Kementerian Pekerjaan Umum (PU) telah menuntaskan penanganan darurat pada 27 infrastruktur sanitasi dan persampahan yang terdampak bencana di wilayah Sumatera. Langkah ini diambil guna mencegah risiko kesehatan lingkungan serta mempercepat pemulihan layanan dasar bagi masyarakat.
Menteri PU Dody Hanggodo menegaskan bahwa pemulihan infrastruktur sanitasi merupakan bagian penting dari penanganan pascabencana. Sanitasi yang berfungsi dengan baik adalah kebutuhan dasar masyarakat yang tidak bisa ditunda.
Penanganan Tempat Pemrosesan Akhir (TPA) dan Instalasi Pengolahan Lumpur Tinja (IPLT) harus dilakukan secara cepat, bertahap, dan berkelanjutan. Hal ini penting agar tidak menimbulkan risiko kesehatan di kemudian hari bagi warga terdampak bencana.
Fokus Penanganan Darurat dan Dampak Kesehatan Lingkungan
Penanganan darurat yang dilakukan Kementerian PU mencakup 15 Tempat Pemrosesan Akhir (TPA) dan 12 Instalasi Pengolahan Lumpur Tinja (IPLT). Fasilitas-fasilitas ini sebelumnya mengalami gangguan operasional akibat timbunan material pascabencana yang signifikan. Seluruh infrastruktur sanitasi tersebut kini telah kembali berfungsi pada tahap penanganan darurat.
Pada fase awal ini, penanganan difokuskan pada pembersihan sisa volume sampah dan material yang menghambat akses. Upaya ini sangat krusial karena material tersebut berpotensi menimbulkan masalah kesehatan lingkungan yang serius.

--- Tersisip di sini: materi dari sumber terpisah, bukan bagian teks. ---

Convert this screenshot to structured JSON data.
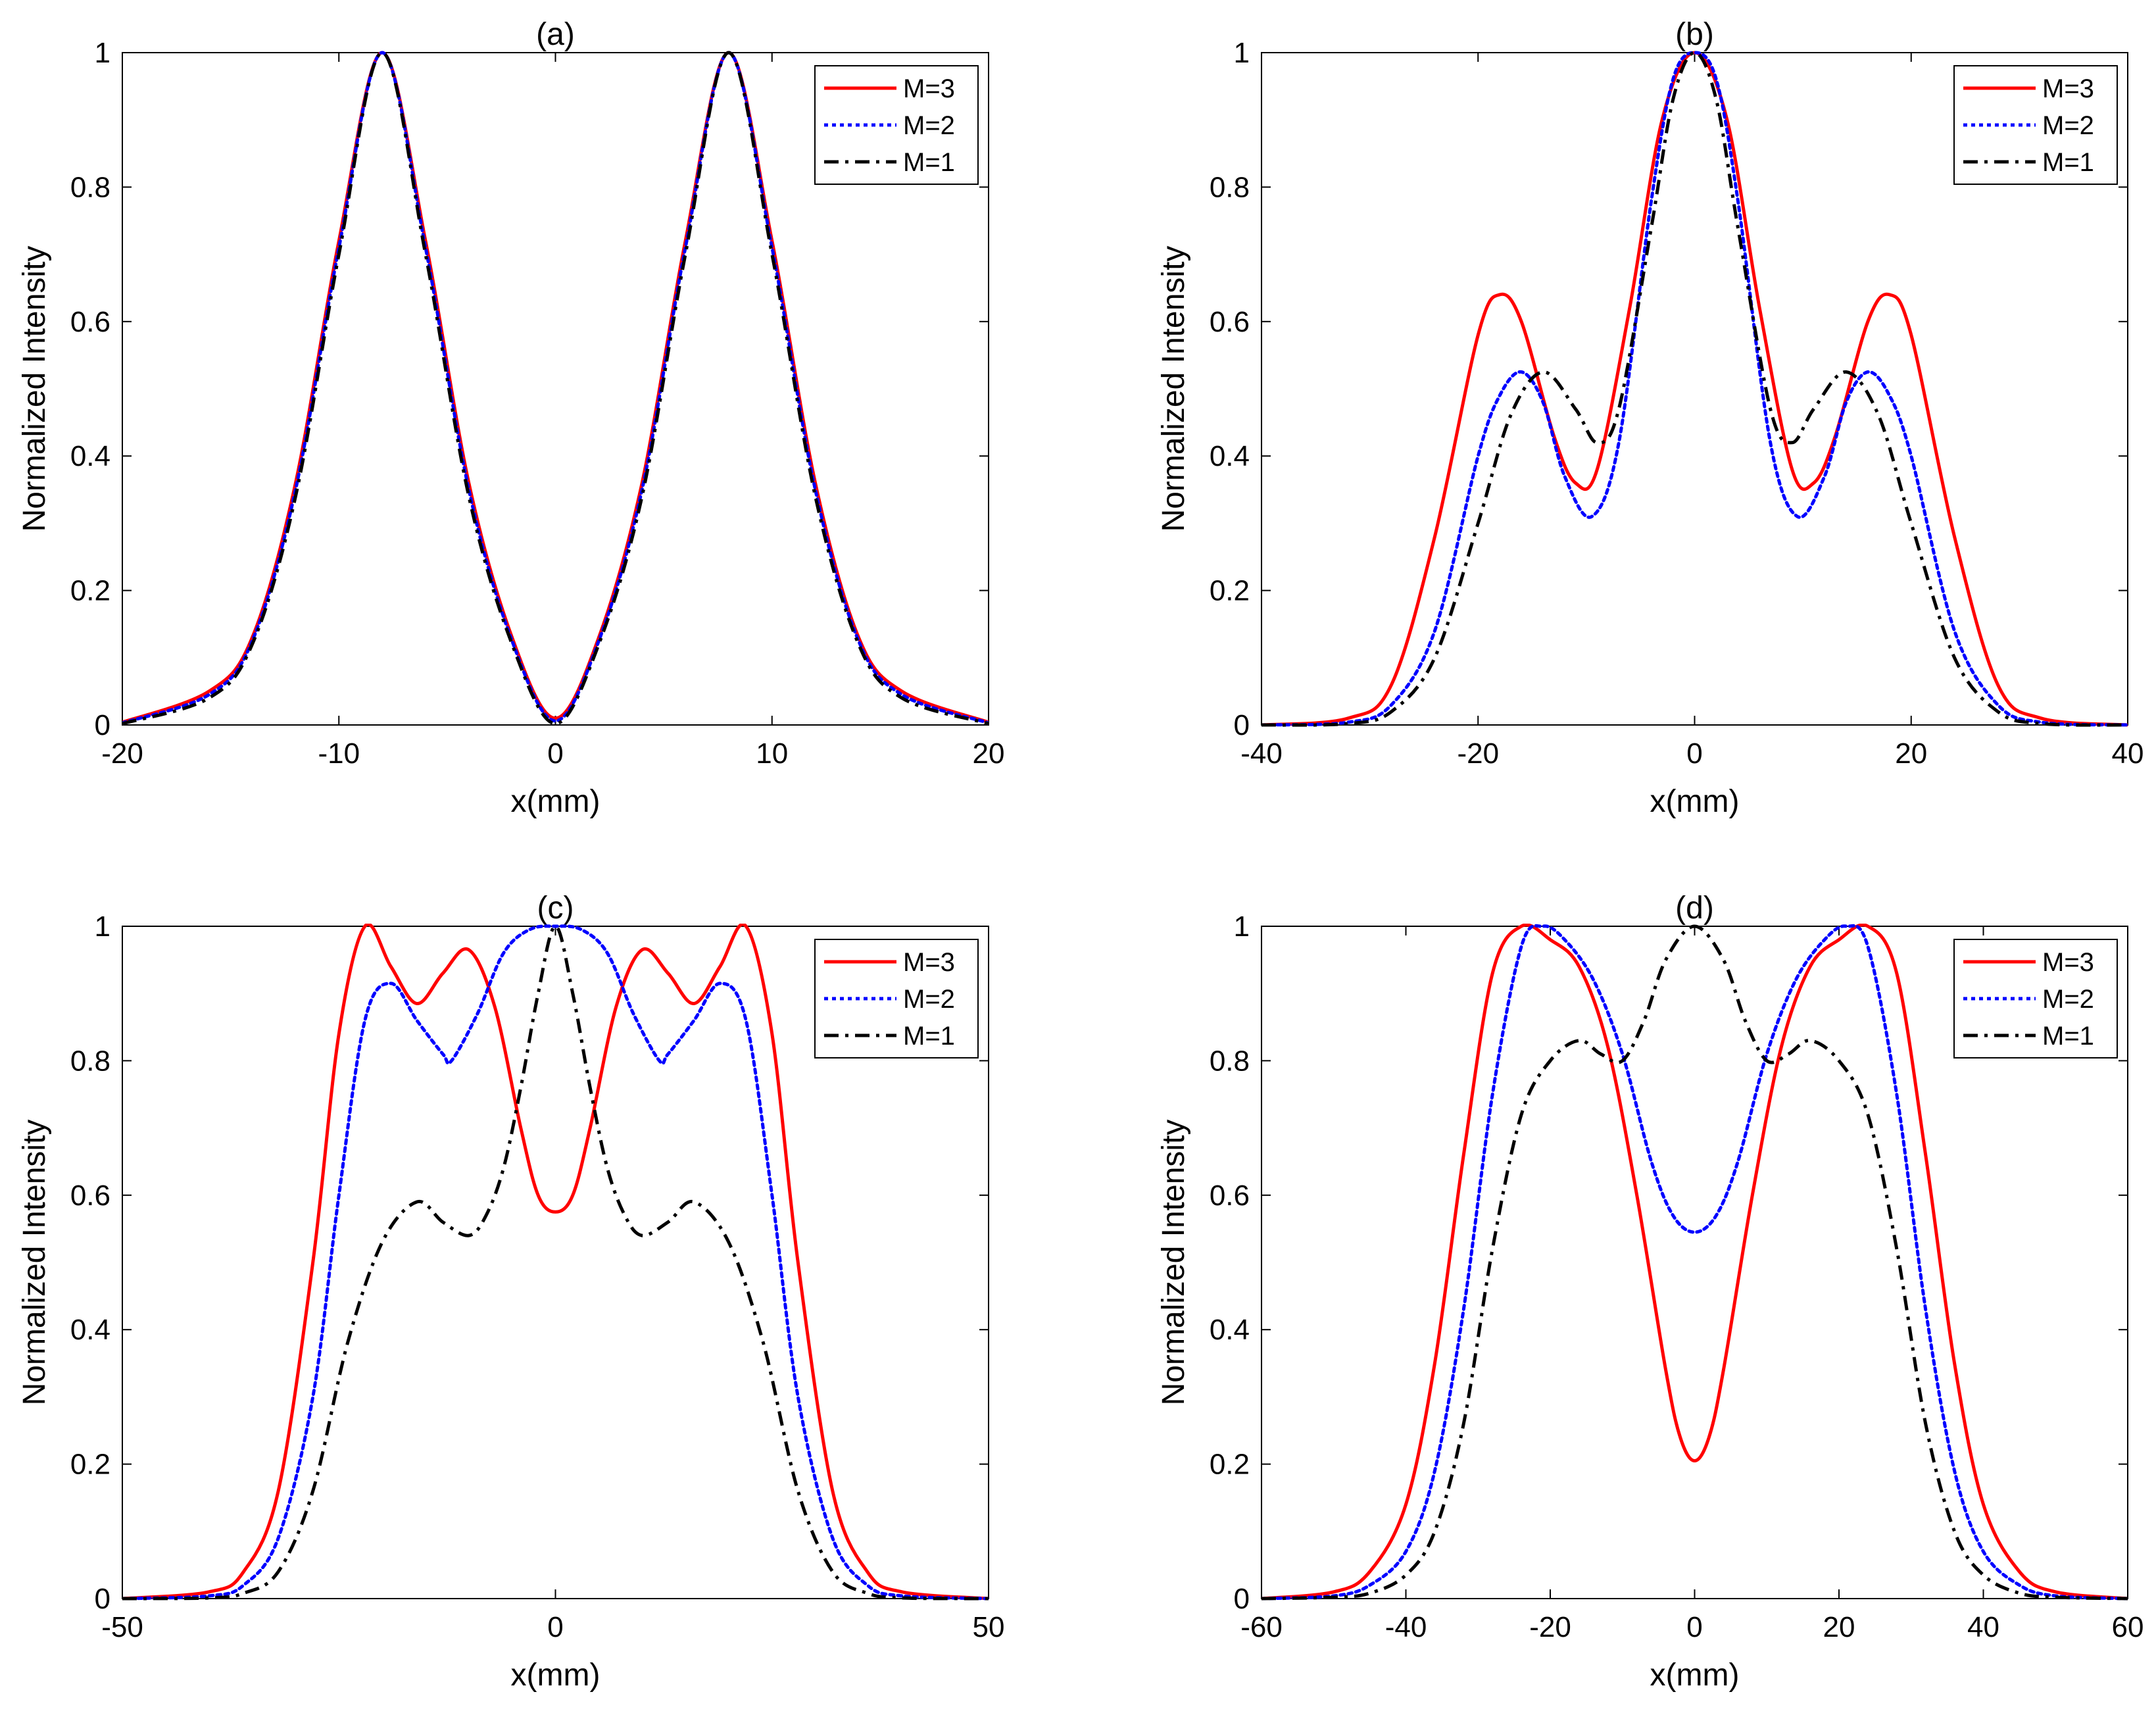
{
  "figure": {
    "panel_count": 4
  },
  "chart_data": [
    {
      "type": "line",
      "title": "(a)",
      "xlabel": "x(mm)",
      "ylabel": "Normalized Intensity",
      "xlim": [
        -20,
        20
      ],
      "ylim": [
        0,
        1
      ],
      "xticks": [
        -20,
        -10,
        0,
        10,
        20
      ],
      "yticks": [
        0,
        0.2,
        0.4,
        0.6,
        0.8,
        1
      ],
      "legend": {
        "placement": "top-right",
        "entries": [
          "M=3",
          "M=2",
          "M=1"
        ]
      },
      "series": [
        {
          "name": "M=3",
          "color": "#ff0000",
          "style": "solid",
          "x": [
            -20,
            -16,
            -14,
            -12,
            -10,
            -8,
            -6,
            -4,
            -2,
            0,
            2,
            4,
            6,
            8,
            10,
            12,
            14,
            16,
            20
          ],
          "y": [
            0.004,
            0.05,
            0.13,
            0.36,
            0.72,
            1.0,
            0.72,
            0.36,
            0.13,
            0.01,
            0.13,
            0.36,
            0.72,
            1.0,
            0.72,
            0.36,
            0.13,
            0.05,
            0.004
          ]
        },
        {
          "name": "M=2",
          "color": "#0000ff",
          "style": "dotted",
          "x": [
            -20,
            -16,
            -14,
            -12,
            -10,
            -8,
            -6,
            -4,
            -2,
            0,
            2,
            4,
            6,
            8,
            10,
            12,
            14,
            16,
            20
          ],
          "y": [
            0.003,
            0.045,
            0.125,
            0.35,
            0.71,
            1.0,
            0.71,
            0.35,
            0.125,
            0.006,
            0.125,
            0.35,
            0.71,
            1.0,
            0.71,
            0.35,
            0.125,
            0.045,
            0.003
          ]
        },
        {
          "name": "M=1",
          "color": "#000000",
          "style": "dashdot",
          "x": [
            -20,
            -16,
            -14,
            -12,
            -10,
            -8,
            -6,
            -4,
            -2,
            0,
            2,
            4,
            6,
            8,
            10,
            12,
            14,
            16,
            20
          ],
          "y": [
            0.002,
            0.04,
            0.12,
            0.34,
            0.7,
            1.0,
            0.7,
            0.34,
            0.12,
            0.002,
            0.12,
            0.34,
            0.7,
            1.0,
            0.7,
            0.34,
            0.12,
            0.04,
            0.002
          ]
        }
      ]
    },
    {
      "type": "line",
      "title": "(b)",
      "xlabel": "x(mm)",
      "ylabel": "Normalized Intensity",
      "xlim": [
        -40,
        40
      ],
      "ylim": [
        0,
        1
      ],
      "xticks": [
        -40,
        -20,
        0,
        20,
        40
      ],
      "yticks": [
        0,
        0.2,
        0.4,
        0.6,
        0.8,
        1
      ],
      "legend": {
        "placement": "top-right",
        "entries": [
          "M=3",
          "M=2",
          "M=1"
        ]
      },
      "series": [
        {
          "name": "M=3",
          "color": "#ff0000",
          "style": "solid",
          "x": [
            -40,
            -32,
            -28,
            -24,
            -20,
            -18,
            -16,
            -13,
            -11,
            -9,
            -6,
            -3,
            0,
            3,
            6,
            9,
            11,
            13,
            16,
            18,
            20,
            24,
            28,
            32,
            40
          ],
          "y": [
            0,
            0.01,
            0.06,
            0.28,
            0.58,
            0.64,
            0.6,
            0.43,
            0.36,
            0.38,
            0.62,
            0.9,
            1.0,
            0.9,
            0.62,
            0.38,
            0.36,
            0.43,
            0.6,
            0.64,
            0.58,
            0.28,
            0.06,
            0.01,
            0
          ]
        },
        {
          "name": "M=2",
          "color": "#0000ff",
          "style": "dotted",
          "x": [
            -40,
            -32,
            -28,
            -24,
            -20,
            -18,
            -16,
            -14,
            -12,
            -9.5,
            -7,
            -4,
            -2,
            0,
            2,
            4,
            7,
            9.5,
            12,
            14,
            16,
            18,
            20,
            24,
            28,
            32,
            40
          ],
          "y": [
            0,
            0.004,
            0.03,
            0.14,
            0.4,
            0.49,
            0.525,
            0.48,
            0.37,
            0.31,
            0.42,
            0.78,
            0.96,
            1.0,
            0.96,
            0.78,
            0.42,
            0.31,
            0.37,
            0.48,
            0.525,
            0.49,
            0.4,
            0.14,
            0.03,
            0.004,
            0
          ]
        },
        {
          "name": "M=1",
          "color": "#000000",
          "style": "dashdot",
          "x": [
            -40,
            -32,
            -28,
            -24,
            -20,
            -17,
            -14,
            -11,
            -9,
            -7,
            -4,
            -2,
            0,
            2,
            4,
            7,
            9,
            11,
            14,
            17,
            20,
            24,
            28,
            32,
            40
          ],
          "y": [
            0,
            0.002,
            0.02,
            0.1,
            0.3,
            0.46,
            0.525,
            0.47,
            0.42,
            0.47,
            0.74,
            0.93,
            1.0,
            0.93,
            0.74,
            0.47,
            0.42,
            0.47,
            0.525,
            0.46,
            0.3,
            0.1,
            0.02,
            0.002,
            0
          ]
        }
      ]
    },
    {
      "type": "line",
      "title": "(c)",
      "xlabel": "x(mm)",
      "ylabel": "Normalized Intensity",
      "xlim": [
        -50,
        50
      ],
      "ylim": [
        0,
        1
      ],
      "xticks": [
        -50,
        0,
        50
      ],
      "yticks": [
        0,
        0.2,
        0.4,
        0.6,
        0.8,
        1
      ],
      "legend": {
        "placement": "top-right",
        "entries": [
          "M=3",
          "M=2",
          "M=1"
        ]
      },
      "series": [
        {
          "name": "M=3",
          "color": "#ff0000",
          "style": "solid",
          "x": [
            -50,
            -40,
            -36,
            -32,
            -28,
            -25,
            -22,
            -19,
            -16,
            -13,
            -10,
            -7,
            -4,
            -2,
            0,
            2,
            4,
            7,
            10,
            13,
            16,
            19,
            22,
            25,
            28,
            32,
            36,
            40,
            50
          ],
          "y": [
            0,
            0.01,
            0.04,
            0.16,
            0.5,
            0.84,
            1.0,
            0.94,
            0.885,
            0.93,
            0.965,
            0.88,
            0.7,
            0.6,
            0.575,
            0.6,
            0.7,
            0.88,
            0.965,
            0.93,
            0.885,
            0.94,
            1.0,
            0.84,
            0.5,
            0.16,
            0.04,
            0.01,
            0
          ]
        },
        {
          "name": "M=2",
          "color": "#0000ff",
          "style": "dotted",
          "x": [
            -50,
            -40,
            -36,
            -32,
            -28,
            -25,
            -22,
            -19,
            -16,
            -13,
            -12,
            -9,
            -6,
            -3,
            0,
            3,
            6,
            9,
            12,
            13,
            16,
            19,
            22,
            25,
            28,
            32,
            36,
            40,
            50
          ],
          "y": [
            0,
            0.004,
            0.02,
            0.09,
            0.3,
            0.6,
            0.86,
            0.915,
            0.86,
            0.81,
            0.8,
            0.87,
            0.96,
            0.995,
            1.0,
            0.995,
            0.96,
            0.87,
            0.8,
            0.81,
            0.86,
            0.915,
            0.86,
            0.6,
            0.3,
            0.09,
            0.02,
            0.004,
            0
          ]
        },
        {
          "name": "M=1",
          "color": "#000000",
          "style": "dashdot",
          "x": [
            -50,
            -40,
            -36,
            -32,
            -28,
            -24,
            -20,
            -16,
            -13,
            -10,
            -8,
            -6,
            -4,
            -2,
            0,
            2,
            4,
            6,
            8,
            10,
            13,
            16,
            20,
            24,
            28,
            32,
            36,
            40,
            50
          ],
          "y": [
            0,
            0.001,
            0.008,
            0.04,
            0.16,
            0.38,
            0.53,
            0.59,
            0.56,
            0.54,
            0.57,
            0.64,
            0.76,
            0.9,
            1.0,
            0.9,
            0.76,
            0.64,
            0.57,
            0.54,
            0.56,
            0.59,
            0.53,
            0.38,
            0.16,
            0.04,
            0.008,
            0.001,
            0
          ]
        }
      ]
    },
    {
      "type": "line",
      "title": "(d)",
      "xlabel": "x(mm)",
      "ylabel": "Normalized Intensity",
      "xlim": [
        -60,
        60
      ],
      "ylim": [
        0,
        1
      ],
      "xticks": [
        -60,
        -40,
        -20,
        0,
        20,
        40,
        60
      ],
      "yticks": [
        0,
        0.2,
        0.4,
        0.6,
        0.8,
        1
      ],
      "legend": {
        "placement": "top-right",
        "entries": [
          "M=3",
          "M=2",
          "M=1"
        ]
      },
      "series": [
        {
          "name": "M=3",
          "color": "#ff0000",
          "style": "solid",
          "x": [
            -60,
            -50,
            -45,
            -40,
            -36,
            -32,
            -28,
            -24,
            -20,
            -16,
            -12,
            -8,
            -4,
            -2,
            0,
            2,
            4,
            8,
            12,
            16,
            20,
            24,
            28,
            32,
            36,
            40,
            45,
            50,
            60
          ],
          "y": [
            0,
            0.01,
            0.04,
            0.14,
            0.35,
            0.66,
            0.93,
            1.0,
            0.98,
            0.94,
            0.82,
            0.6,
            0.34,
            0.24,
            0.205,
            0.24,
            0.34,
            0.6,
            0.82,
            0.94,
            0.98,
            1.0,
            0.93,
            0.66,
            0.35,
            0.14,
            0.04,
            0.01,
            0
          ]
        },
        {
          "name": "M=2",
          "color": "#0000ff",
          "style": "dotted",
          "x": [
            -60,
            -50,
            -45,
            -40,
            -36,
            -32,
            -28,
            -24,
            -21,
            -18,
            -14,
            -10,
            -6,
            -3,
            0,
            3,
            6,
            10,
            14,
            18,
            21,
            24,
            28,
            32,
            36,
            40,
            45,
            50,
            60
          ],
          "y": [
            0,
            0.004,
            0.02,
            0.07,
            0.19,
            0.43,
            0.75,
            0.97,
            1.0,
            0.98,
            0.92,
            0.81,
            0.65,
            0.57,
            0.545,
            0.57,
            0.65,
            0.81,
            0.92,
            0.98,
            1.0,
            0.97,
            0.75,
            0.43,
            0.19,
            0.07,
            0.02,
            0.004,
            0
          ]
        },
        {
          "name": "M=1",
          "color": "#000000",
          "style": "dashdot",
          "x": [
            -60,
            -50,
            -45,
            -40,
            -36,
            -32,
            -28,
            -24,
            -20,
            -16,
            -13,
            -10,
            -7,
            -4,
            0,
            4,
            7,
            10,
            13,
            16,
            20,
            24,
            28,
            32,
            36,
            40,
            45,
            50,
            60
          ],
          "y": [
            0,
            0.002,
            0.008,
            0.035,
            0.1,
            0.26,
            0.52,
            0.72,
            0.8,
            0.83,
            0.81,
            0.8,
            0.86,
            0.95,
            1.0,
            0.95,
            0.86,
            0.8,
            0.81,
            0.83,
            0.8,
            0.72,
            0.52,
            0.26,
            0.1,
            0.035,
            0.008,
            0.002,
            0
          ]
        }
      ]
    }
  ]
}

Kegiatan intensif ini memastikan layanan sanitasi dapat kembali berjalan dengan optimal. Dengan demikian, dampak lanjutan terhadap lingkungan maupun kesehatan masyarakat dapat diminimalisir secara efektif.
Sebaran Lokasi dan Upaya Teknis Pemulihan
Infrastruktur sanitasi yang ditangani tersebar di beberapa provinsi di Sumatera. Provinsi Aceh menjadi lokasi penanganan terbanyak dengan 10 IPLT dan 11 TPA.
Selain itu, Sumatera Utara juga mendapatkan perhatian dengan penanganan 2 IPLT dan 3 TPA. Sementara itu, 1 TPA di Sumatera Barat turut menjadi bagian dari program pemulihan ini.
Kementerian PU juga melakukan sejumlah pekerjaan teknis untuk mendukung keberlanjutan operasional fasilitas tersebut. Pekerjaan ini meliputi pemesanan geotekstil untuk perkuatan sel landfill, perbaikan akses jalan menuju TPA, serta rehabilitasi unit pengolahan di IPLT. Kegiatan ini juga dilaksanakan melalui skema padat karya, melibatkan masyarakat setempat untuk percepatan pemulihan sekaligus memberikan dampak ekonomi langsung bagi warga terdampak.
Rencana Jangka Panjang dan Inovasi Berkelanjutan
Memasuki fase rehabilitasi dan rekonstruksi, Kementerian PU berkomitmen untuk melakukan penanganan permanen. Upaya ini juga disertai dengan peningkatan kualitas infrastruktur sanitasi secara menyeluruh.
Target tuntas untuk fase ini adalah Oktober 2028, dengan tujuan agar sistem pengelolaan sampah dan air limbah domestik dapat beroperasi lebih baik dan berkelanjutan. Komitmen ini merupakan bagian dari upaya pemerintah dalam menjaga kualitas lingkungan dan melindungi kesehatan masyarakat.
Sebagai bagian dari pengembangan ke depan, Kementerian PU mengusulkan penerapan teknologi sanitasi ramah lingkungan. Inovasi ini diwujudkan melalui pengadaan Net-Zero Toilet 5.0, yang bertujuan meningkatkan kualitas layanan sanitasi menjadi lebih modern dan berkelanjutan. Kementerian PU menegaskan bahwa pembangunan infrastruktur sanitasi dan persampahan bukan hanya investasi fisik, tetapi juga investasi sosial dan lingkungan jangka panjang demi meningkatkan kualitas hidup masyarakat.